The death of childhood isn’t marked by birthdays or milestones. It’s marked by that quiet moment where we decide it’s better to look bored than to look alive. And passion? Passion dies the same way.
It doesn’t take much to see how this plays out long-term. We’re building a generation of teenagers who are afraid to look like they care. And that fear bleeds into everything: their faith, their friendships, their future careers. If you’ve ever sat in a classroom where the teacher is practically begging for someone to answer, you know what I’m talking about. If you’ve ever been to a party where everyone is glued to their phone, not because they’re shy but because it’s safer than being seen, you’ve felt it too.
So what do we do? We fight for fun. We fight for wonder. We risk being “cringe.”
I’ve started to realize that life is far too short to pretend you don’t care about things you love.

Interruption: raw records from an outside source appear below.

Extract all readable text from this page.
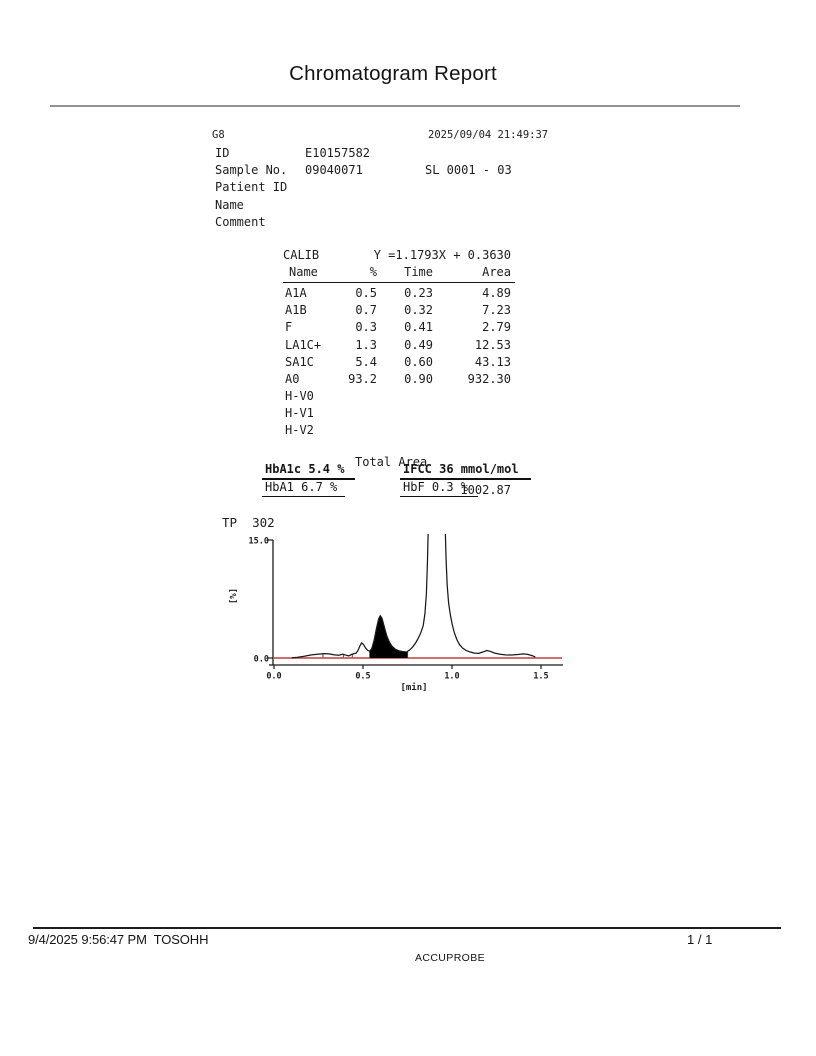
Chromatogram Report
G8	2025/09/04 21:49:37
ID	E10157582
Sample No. 09040071	SL 0001 - 03
Patient ID
Name
Comment
CALIB	Y =1.1793X + 0.3630
Name	%	Time	Area
A1A	0.5	0.23	4.89
A1B	0.7	0.32	7.23
F	0.3	0.41	2.79
LA1C+	1.3	0.49	12.53
SA1C	5.4	0.60	43.13
A0	93.2	0.90	932.30
H-V0
H-V1
H-V2

Total Area

1002.87

HbA1c 5.4 %	IFCC 36 mmol/mol
HbA1 6.7 %	HbF 0.3 %
TP  302
15.0
0.0
0.0	0.5	1.0	1.5
[min]
[%]
9/4/2025 9:56:47 PM  TOSOHH	1 / 1
ACCUPROBE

Getting bowled first ball should sting, sure, but it should also be funny. The bowler should grin. The teammates should laugh. The air should be filled with more than this stiff, lifeless sense of performance. Because that’s what life is when we strip out joy - a performance.
I don’t think I’ve ever had more fun than the time we had a house vs house singing competition at school, belting Frozen songs with my friends. Or the day my friend and I got up in front of the whole school and reenacted the proposal scene between Hans and Anna from Frozen. It was ridiculous, hilarious, and unforgettable. Yet this era of nonchalantness tells us to throw moments like that away. To stop singing childhood songs. To stop having fun if it risks looking a little silly.
Maybe that’s the invitation here. To stop performing. To stop trying so hard to look like we’re above it all. To actually let ourselves care again. It’s not just about sports or hobbies or school. It’s about choosing to live fully. Choosing to be vulnerable enough to say, “Yeah, I love this thing, even if you don’t.”
And maybe, just maybe, that kind of passion could bring childhood back to life.